The U.S. would have a permanent, manned colony on the moon by 2020 if Newt Gingrich
is elected president, the former House speaker told a crowd of Florida voters Wednesday. It could even be the 51st state, he added (see video below
"By the end of my second term, we will have the first permanent base on the moon, and it will be American," Gingrich said during a speech on Florida's Space Coast, adding that the colony could petition for statehood once it reaches a population of 13,000.
The Republican presidential candidate described a sci-fi vision of near-Earth space in 2020, describing how spaceports would operate like today's airports, enabling five or more launches daily for both commercial and industrial travel. "We will have commercial near-Earth activities ... precisely on the model of the airlines in the 1930s," Gingrich told a cheering crowd in Cocoa, Fla., an area still reeling from last year's retirement of the NASA space shuttle fleet.
"I am sick of being told we have to be timid," he explained, "and I'm sick of being told we have to be limited to technologies that are 50 years old."

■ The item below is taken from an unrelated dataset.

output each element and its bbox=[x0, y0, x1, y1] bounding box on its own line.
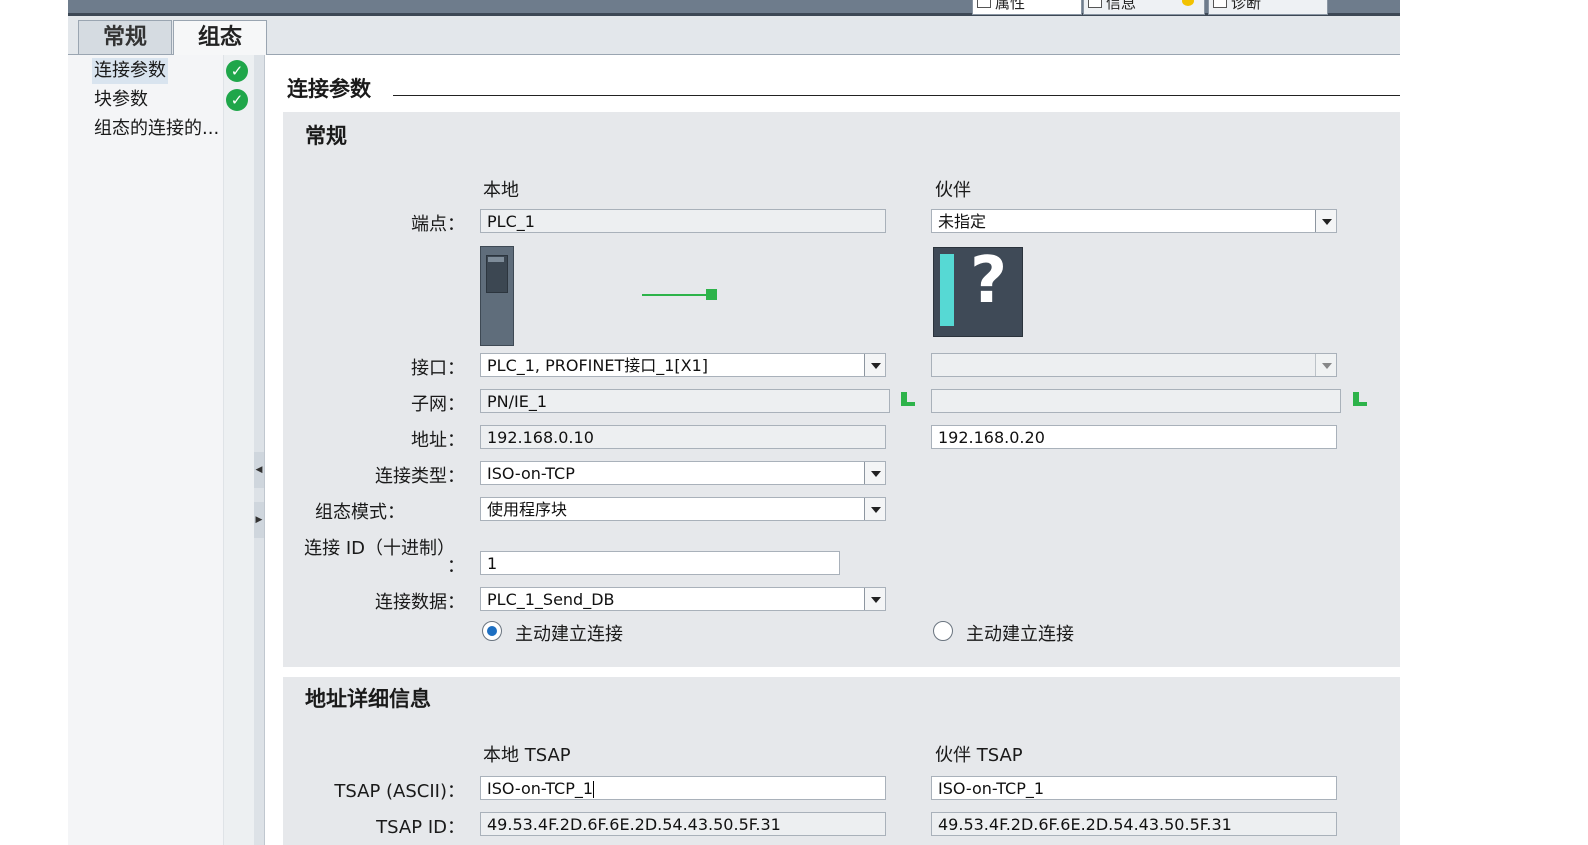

It's unclear who's been telling Gingrich he has to be timid, but he hasn't been listening for decades. Gingrich has touted the idea of a moon base since at least 1984, when his book "Window of Opportunity: A Blueprint for the Future
" outlined his plans for an "opportunity society." His romantic visions of outer space long ago earned him the nickname "Newt Skywalker," and in this campaign he has already reiterated his views about space mirrors and high-altitude nuclear weapons
And Florida's central east coast, a NASA hub for 50 years, is an ideal place to pitch such ideas. Gingrich is still buoyed by his win in South Carolina, but his lead in Florida has slipped lately; new polls
show him in a virtual tie with Mitt Romney. He found a receptive audience in Cocoa, though, where anxiety about NASA's new direction remains high. Now that the shuttle era is over, NASA is focused on big-picture targets like Mars, ceding more routine missions to private firms like SpaceX
. NASA has no plans for a manned launch to the International Space Station until at least 2016.
"The reason you have to have a bold and large vision is you don't arouse the American nation with trivial, bureaucratic, rational objectives," Gingrich explained. But he's also aware fiscal conservatives tend to like rational objectives and dislike government spending, so he made clear that NASA wouldn't foot the entire bill
, instead offering prizes — up to $10 billion — to help jump-start an autonomous space industry.

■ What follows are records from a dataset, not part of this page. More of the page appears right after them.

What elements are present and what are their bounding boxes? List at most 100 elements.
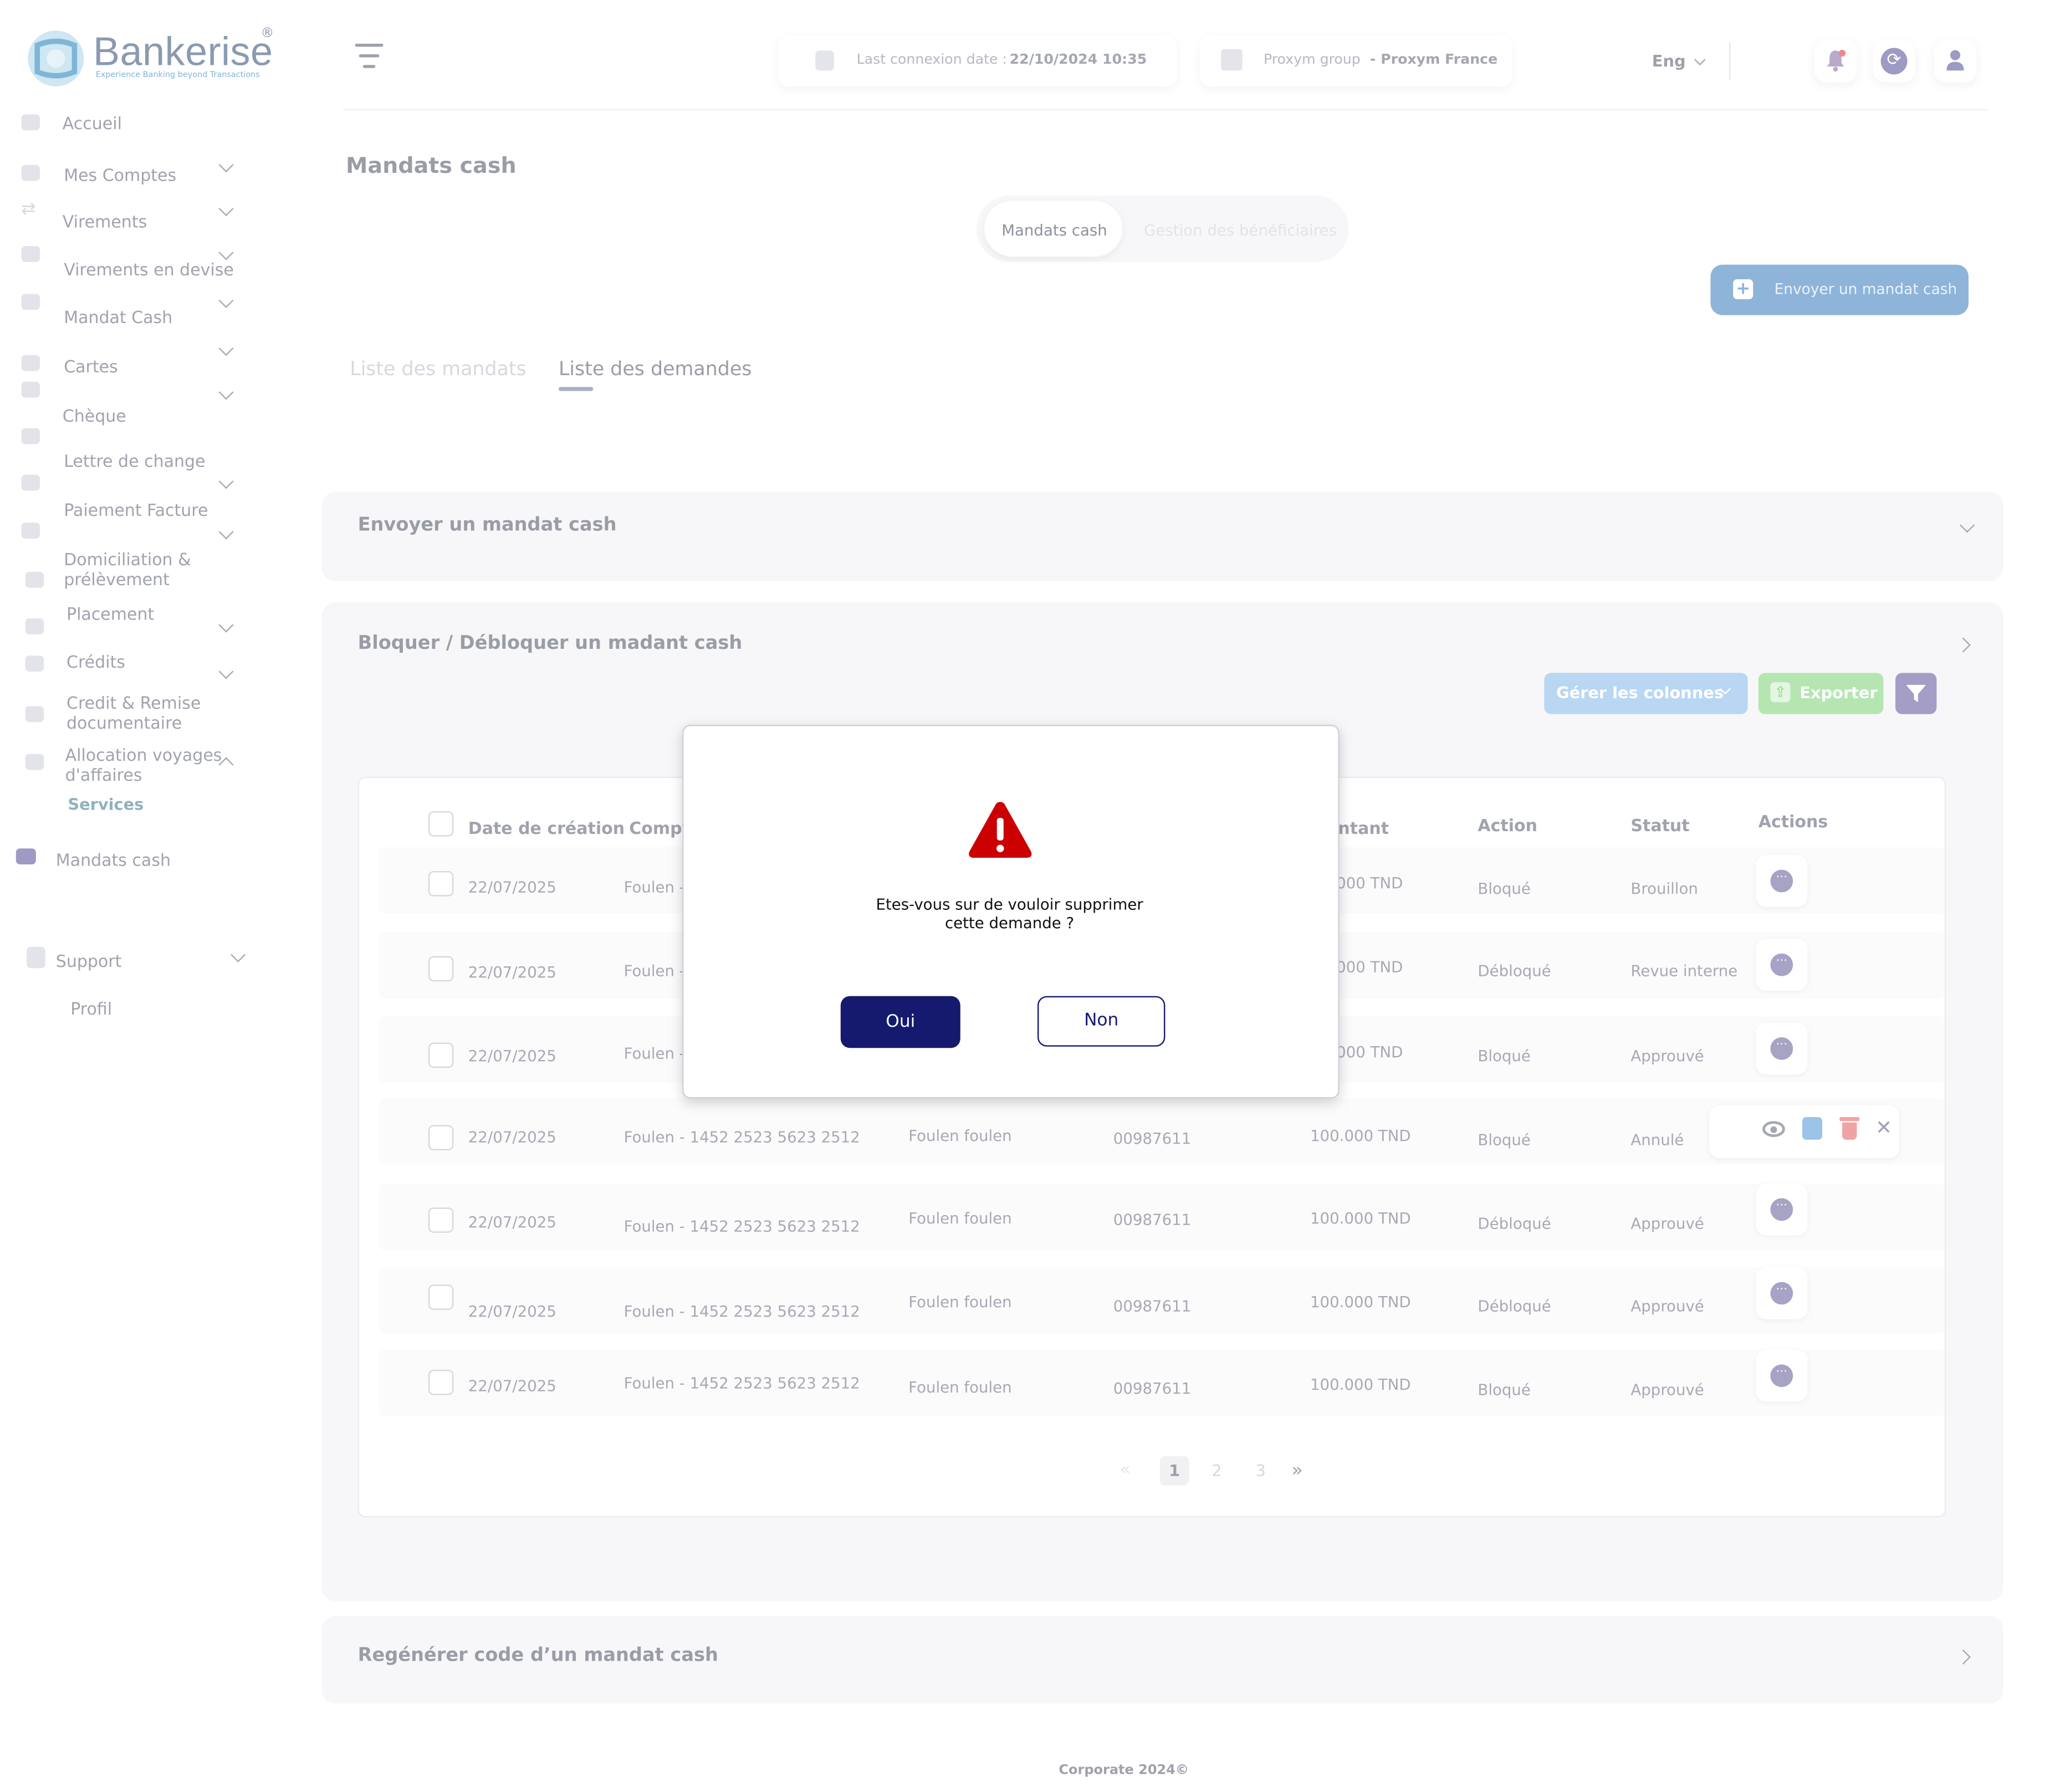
row-actions-button[interactable]: ··· [1756, 939, 1808, 991]
section-envoyer[interactable]: Envoyer un mandat cash [321, 492, 2003, 581]
cell-montant: 100.000 TND [1310, 1375, 1411, 1394]
view-icon[interactable] [1762, 1121, 1785, 1137]
brand-logo[interactable]: Bankerise ® Experience Banking beyond Tr… [24, 27, 290, 93]
cell-statut: Approuvé [1630, 1046, 1704, 1066]
edit-icon[interactable] [1802, 1117, 1823, 1140]
send-mandat-button[interactable]: + Envoyer un mandat cash [1710, 264, 1969, 315]
table-row[interactable]: 22/07/2025 Foulen - 1452 2523 5623 2512 … [379, 1267, 1945, 1334]
sidebar-item-profil[interactable]: Profil [67, 997, 200, 1021]
cell-action: Bloqué [1478, 1380, 1531, 1399]
invoice-icon [21, 474, 40, 491]
confirm-no-button[interactable]: Non [1037, 996, 1165, 1047]
sidebar-item-label: Domiciliation & [64, 549, 191, 570]
sidebar: Bankerise ® Experience Banking beyond Tr… [0, 0, 286, 1791]
row-checkbox[interactable] [428, 871, 454, 897]
chevron-down-icon [1960, 518, 1975, 533]
letter-icon [21, 428, 40, 444]
export-button[interactable]: ⇪ Exporter [1758, 673, 1884, 714]
delete-icon[interactable] [1839, 1117, 1860, 1140]
sidebar-item-domiciliation[interactable]: Domiciliation & prélèvement [21, 519, 247, 592]
filter-button[interactable] [1895, 673, 1937, 714]
header-divider [1729, 42, 1731, 80]
row-checkbox[interactable] [428, 1125, 454, 1150]
folder-icon [21, 165, 40, 181]
tab-liste-demandes[interactable]: Liste des demandes [558, 358, 752, 395]
sidebar-item-credits[interactable]: Crédits [21, 649, 247, 681]
chevron-down-icon [218, 201, 234, 217]
row-actions-button[interactable]: ··· [1756, 1022, 1808, 1075]
sidebar-item-support[interactable]: Support [27, 944, 253, 976]
sidebar-item-cheque[interactable]: Chèque [21, 379, 247, 426]
sidebar-item-label: Mandats cash [55, 849, 171, 870]
tab-liste-mandats[interactable]: Liste des mandats [349, 358, 526, 387]
chevron-right-icon[interactable] [1955, 637, 1971, 653]
section-regenerer[interactable]: Regénérer code d’un mandat cash [321, 1616, 2003, 1704]
sync-button[interactable]: ⟳ [1873, 40, 1916, 83]
row-actions-button[interactable]: ··· [1756, 1184, 1808, 1236]
modal-message: Etes-vous sur de vouloir supprimer cette… [817, 895, 1203, 932]
sidebar-item-label: Chèque [62, 406, 126, 426]
row-checkbox[interactable] [428, 956, 454, 982]
segment-mandats-cash[interactable]: Mandats cash [984, 201, 1123, 257]
table-row[interactable]: 22/07/2025 Foulen - 1452 2523 5623 2512 … [379, 1184, 1945, 1250]
select-all-checkbox[interactable] [428, 811, 454, 837]
brand-tagline: Experience Banking beyond Transactions [95, 70, 260, 80]
confirm-yes-button[interactable]: Oui [840, 996, 960, 1048]
confirm-delete-modal: Etes-vous sur de vouloir supprimer cette… [682, 725, 1340, 1099]
table-row[interactable]: 22/07/2025 Foulen - 1452 2523 5623 2512 … [379, 1350, 1945, 1416]
pagination-page-3[interactable]: 3 [1256, 1462, 1266, 1481]
group-value: - Proxym France [1370, 52, 1498, 68]
close-icon[interactable]: ✕ [1875, 1116, 1892, 1140]
sidebar-item-lettre-change[interactable]: Lettre de change [21, 426, 247, 472]
pagination-prev[interactable]: « [1120, 1460, 1131, 1480]
sidebar-item-accueil[interactable]: Accueil [21, 110, 247, 137]
language-select[interactable]: Eng [1649, 49, 1716, 76]
cell-date: 22/07/2025 [468, 1128, 556, 1146]
sidebar-item-virements[interactable]: ⇄ Virements [21, 199, 247, 232]
cell-action: Bloqué [1478, 1130, 1531, 1149]
profile-button[interactable] [1934, 40, 1977, 83]
cell-action: Débloqué [1478, 1214, 1551, 1233]
warning-icon [969, 802, 1032, 858]
sidebar-item-allocation[interactable]: Allocation voyages d'affaires [21, 742, 247, 787]
cell-statut: Approuvé [1630, 1380, 1704, 1399]
notifications-button[interactable] [1814, 40, 1857, 83]
segment-beneficiaires[interactable]: Gestion des bénéficiaires [1133, 201, 1340, 257]
pagination-page-1[interactable]: 1 [1159, 1456, 1189, 1486]
cell-action: Bloqué [1478, 1046, 1531, 1066]
sidebar-item-virements-devise[interactable]: Virements en devise [21, 245, 247, 279]
pagination-page-2[interactable]: 2 [1211, 1462, 1221, 1481]
chevron-down-icon [218, 664, 234, 679]
domiciliation-icon [21, 523, 40, 539]
sidebar-item-label: d'affaires [65, 765, 142, 785]
chevron-right-icon [1955, 1649, 1971, 1665]
chevron-down-icon [231, 947, 246, 962]
sidebar-item-mandat-cash[interactable]: Mandat Cash [21, 290, 247, 330]
row-actions-expanded: ✕ [1709, 1105, 1900, 1159]
sidebar-item-mandats-cash[interactable]: Mandats cash [16, 846, 242, 872]
sidebar-item-services[interactable]: Services [67, 792, 226, 816]
home-icon [21, 114, 40, 131]
row-checkbox[interactable] [428, 1284, 454, 1310]
sidebar-item-label: Accueil [62, 113, 122, 134]
sidebar-item-paiement-facture[interactable]: Paiement Facture [21, 472, 247, 520]
sidebar-item-mes-comptes[interactable]: Mes Comptes [21, 157, 247, 186]
currency-icon [21, 246, 40, 262]
row-actions-button[interactable]: ··· [1756, 1267, 1808, 1319]
row-checkbox[interactable] [428, 1207, 454, 1233]
pagination-next[interactable]: » [1291, 1460, 1303, 1481]
row-actions-button[interactable]: ··· [1756, 1350, 1808, 1402]
menu-toggle[interactable] [354, 40, 386, 72]
chart-icon [25, 572, 44, 588]
tab-label: Liste des demandes [559, 359, 752, 381]
cell-ref: 00987611 [1113, 1210, 1192, 1229]
manage-columns-button[interactable]: Gérer les colonnes [1544, 673, 1748, 714]
sidebar-item-placement[interactable]: Placement [21, 601, 247, 634]
table-row[interactable]: 22/07/2025 Foulen - 1452 2523 5623 2512 … [379, 1098, 1945, 1165]
row-actions-button[interactable]: ··· [1756, 855, 1808, 907]
row-checkbox[interactable] [428, 1042, 454, 1068]
row-checkbox[interactable] [428, 1370, 454, 1395]
sidebar-item-credit-remise[interactable]: Credit & Remise documentaire [21, 690, 247, 736]
sidebar-item-cartes[interactable]: Cartes [21, 338, 247, 378]
building-icon [1221, 49, 1243, 71]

"You put up a bunch of interesting prizes, you're going to have so many people showing up wanting to fly it's going to be unbelievable," Gingrich said. "We had enormous breakthroughs in the '20s and '30s costing the government very little money because smart people were working on it." He even suggested trimming NASA's budget, arguing the agency should become "leaner" and less bureaucratic.
A Romney press release recently mocked Gingrich for his "grandiose thoughts
," a jab Gingrich embraced Wednesday. "I accept the charge that I am American, and Americans are instinctively grandiose because we believe in a bigger future," he said, comparing his moon-base idea to President Lincoln's call for a transcontinental railroad and President Kennedy's campaign for a manned lunar mission.
But even if a permanent lunar colony is feasible, some experts doubt Gingrich — or any president — could make it happen in eight years. Dale Ketcham, director of Florida's Spaceport Research and Technology Institute, tells WESH-TV
in Orlando that funding would be a major hurdle. "It's definitely possible. I mean, we got to the moon with no program at all in nine years," Ketcham says. "The challenge is, can we convince the Congress that this is where scarce resources need to be?"